Wolfmother at the 9:30 Club. Picture taken by wumpiewoo.
Andrew Stockdale is trying to sell you the 1970s all over again, except this time without the ploy of some underlying originality.

Wolfmother's sophomore album, Cosmic Egg.
Cosmic Egg does absolutely nothing to build on what was a fun, if somewhat derivative album in Wolfmother’s first self-titled full-length. Not only does it strip away the sense of pop-sensible garage rock that made their debut interesting to so many people, it goes so far in the other direction that you could name the artist, time period and sometimes even the album where their songs originated from.
A lot of fuss has been made over 2/3s of Wolfmother leaving after their tour in 2008. Mainly, what direction Stockdale, the lead guitarist and vocalist, would take the band in after bassist/keyboardist Chris Ross and drummer Myles Heskett left. Rather than allow his new band members, guitarist Aidan Nemeth, bassist/keyboardist Ian Peres and drummer Dave Atkins, to explore a new dynamic in being a four piece band, he uses the same conventions as all his major influences by diluting the imagery from ’70s heavy metal.
Every song sounds like they took the same basic ideas from Black Sabbath and Led Zeppelin and reinvented them into smug rhymes that paint Stockdale as less of a narcissist and more of a willing exploiter of what was already popular. Even the tones that Stockdale uses when belting out his soulless lyrics sound like he was smiling behind the microphone knowing exactly how many albums he was going to sell. This is one of the most glaring flaws with this album. Even when the band had its original lineup, Stockdale’s lyrics were steeped deep in the ’70s sexual revolution and heavy metal’s story-oriented psychedelics. However, he dives so far deep into the well that has already been dug; he comes up with bottom feeder lyrics like “White Feather’s” pre-pubescent attempt to create subtle sexuality.
“Dancing feet, I compete now with your dancing feet now.
Some people say, they can’t compare, when you’re not over here your there.
You see coz girl, she say oh no, another boy would you like to know”
Not to mention the emotionless imagery painted by his attempts to equal the metaphorical landscapes that Ozzy created. Rather than use lyrics that have specific meaning or reference to anything with real world grounding, Stockdale’s lyrics are as vague as you can be without actually reaching any actual meaning behind them. “10,000 Feet” uses clichés from all over the ’60s and ’70s to create a colorless history lesson devoid of any actual description as to what revolution he’s talking about or if he’s simply babbling about revolution in general.
“They came from ten thousand feet, on a possibility street
It was the law of the land, turned castles into the sand”

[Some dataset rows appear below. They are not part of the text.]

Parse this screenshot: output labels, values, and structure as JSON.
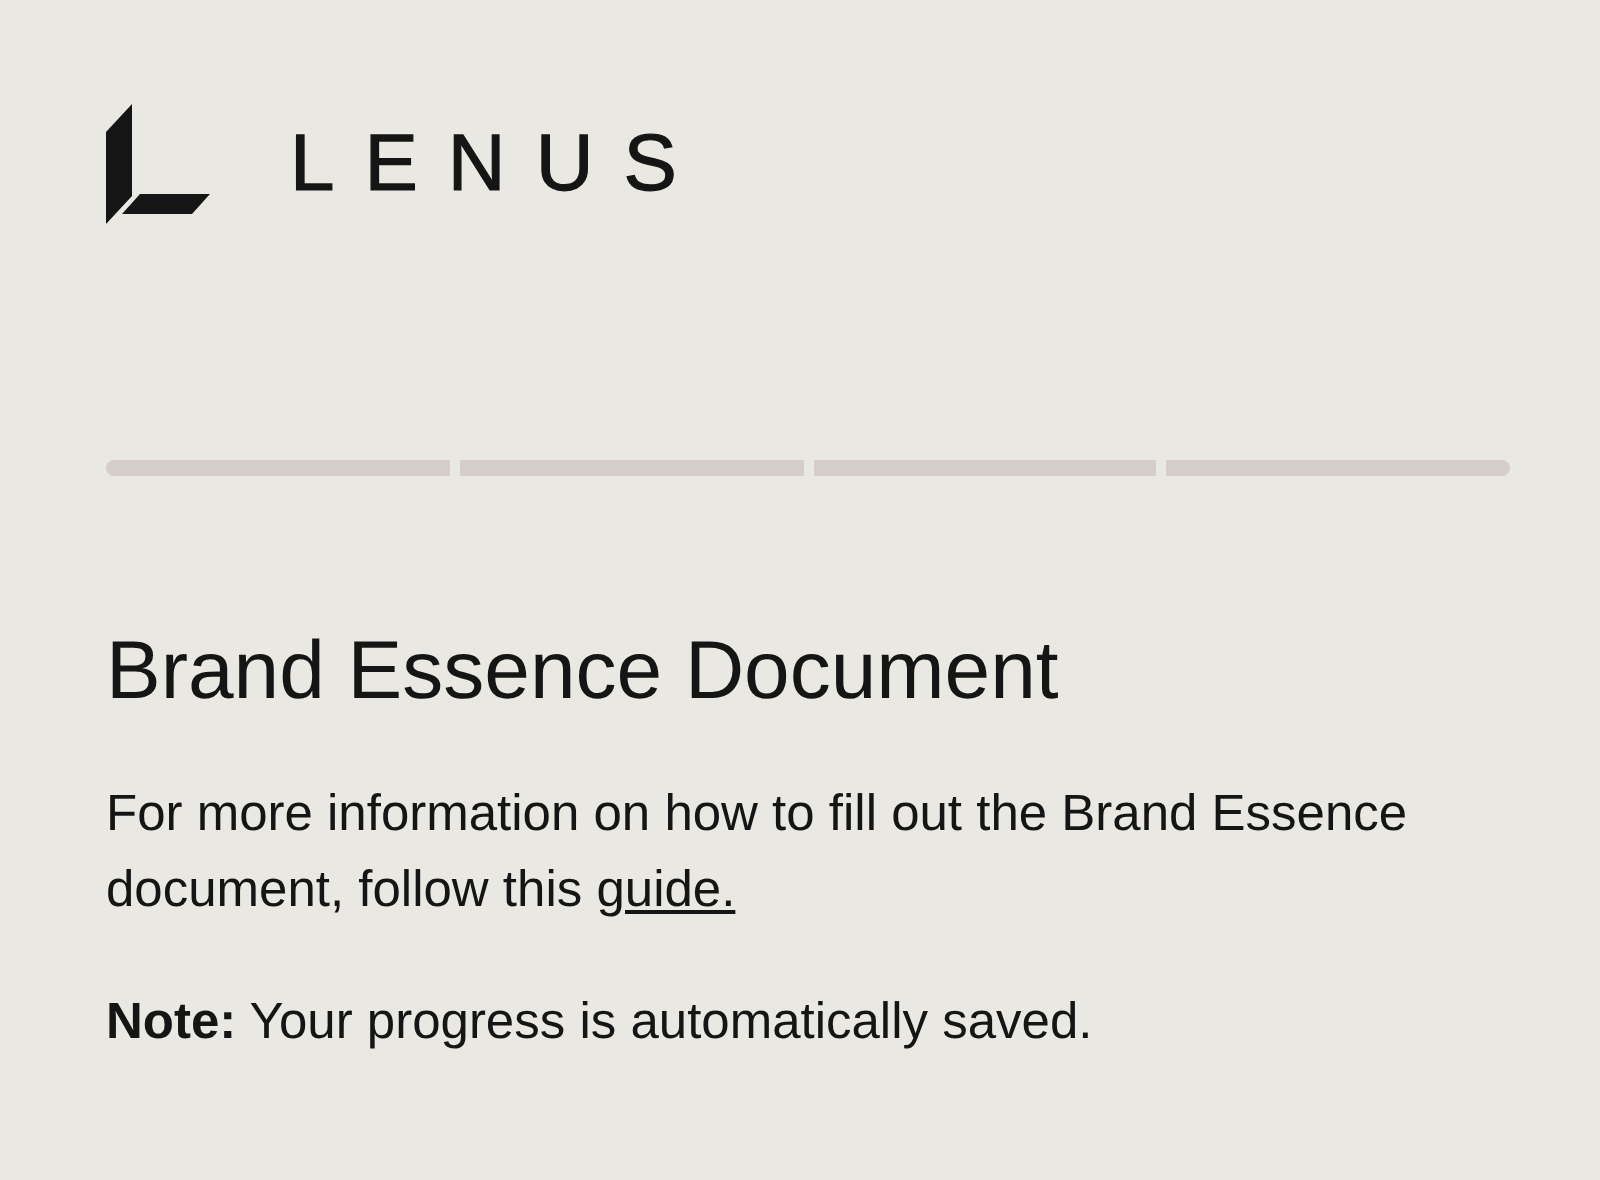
{
  "logo": {
    "text": "LENUS"
  },
  "progress_steps": [
    {
      "completed": false
    },
    {
      "completed": false
    },
    {
      "completed": false
    },
    {
      "completed": false
    }
  ],
  "title": "Brand Essence Document",
  "info": {
    "text": "For more information on how to fill out the Brand Essence document, follow this ",
    "link": "guide."
  },
  "note": "**Note:** Your progress is automatically saved."
}
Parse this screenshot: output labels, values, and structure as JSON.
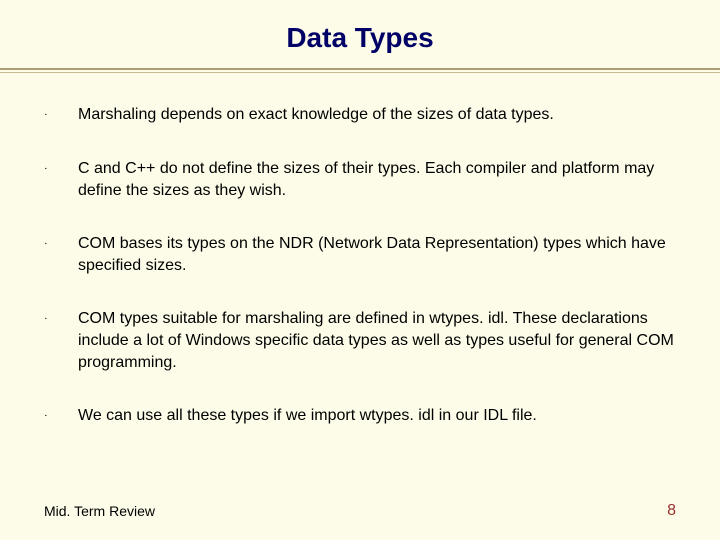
{
  "title": "Data Types",
  "bullets": [
    "Marshaling depends on exact knowledge of the sizes of data types.",
    "C and C++ do not define the sizes of their types.  Each compiler and platform may define the sizes as they wish.",
    "COM bases its types on the NDR (Network Data Representation) types which have specified sizes.",
    "COM types suitable for marshaling are defined in wtypes. idl.  These declarations include a lot of Windows specific data types as well as types useful for general COM programming.",
    "We can use all these types if we import wtypes. idl in our IDL file."
  ],
  "footer_text": "Mid. Term Review",
  "page_number": "8",
  "bullet_glyph": "·"
}
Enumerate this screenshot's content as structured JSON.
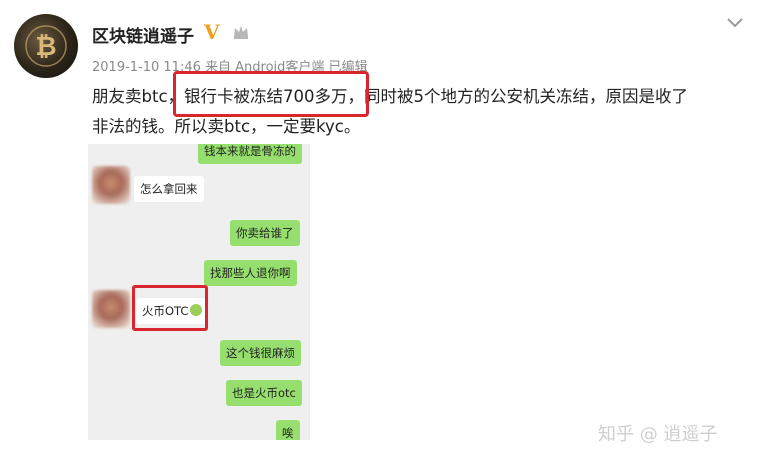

The saddest part is that a lot of these songs have drips of substance. “Sundial” might have been a song that appeared on Black Sabbath record if they hadn’t already produced work that was at least five times better. “In the Morning” sounds like a Houses of the Holy-esque ballad that would’ve thrown on as an honorable b-side if Physical Graffiti wasn’t the stellar double album that it ended up being. However, with the context of time and relevance surrounding the album, it’s hard to part yourself and look at it in an utterly subjective light. It’s as if Stockdale expects people to view everything inside of a bubble completely shut off from the rest of the world and its progression.
The worst part is that the illusion of originality is completely stripped away with the way the album is mixed. It sounds as if they went to an audio forum and asked for amplifier settings to get the exact distortion and level settings that Sabbath used when recording Paranoid in order to give those heavier songs exactly the same punch that threw them into the spotlight in 1971. “10,000 Feet” is the biggest perpetrator of this particular crime as you can almost hear Tony Iommi in the background shouting “Mutiny!” Not to mention “Eyes Open” and “Back Castle” sound like songs that came out of Led Zeppelin’s IV with some electric guitar choruses. Hell, “Back Castle” sounds like Stockdale was just introduced to “Stairway to Heaven” recently and he decided to give the whole “epic ballad” thing a try.
There was one point when listening to this record that completely sums up my feelings. While listening to “In the Morning,” the subdued ballad of the album, I thought “If I wanted to listen to this kind of music, couldn’t I just throw on Led Zeppelin’s III?” And I did. I suggest you do the same.
Cosmic Egg gets 1 “Castle of Sand” out of 5.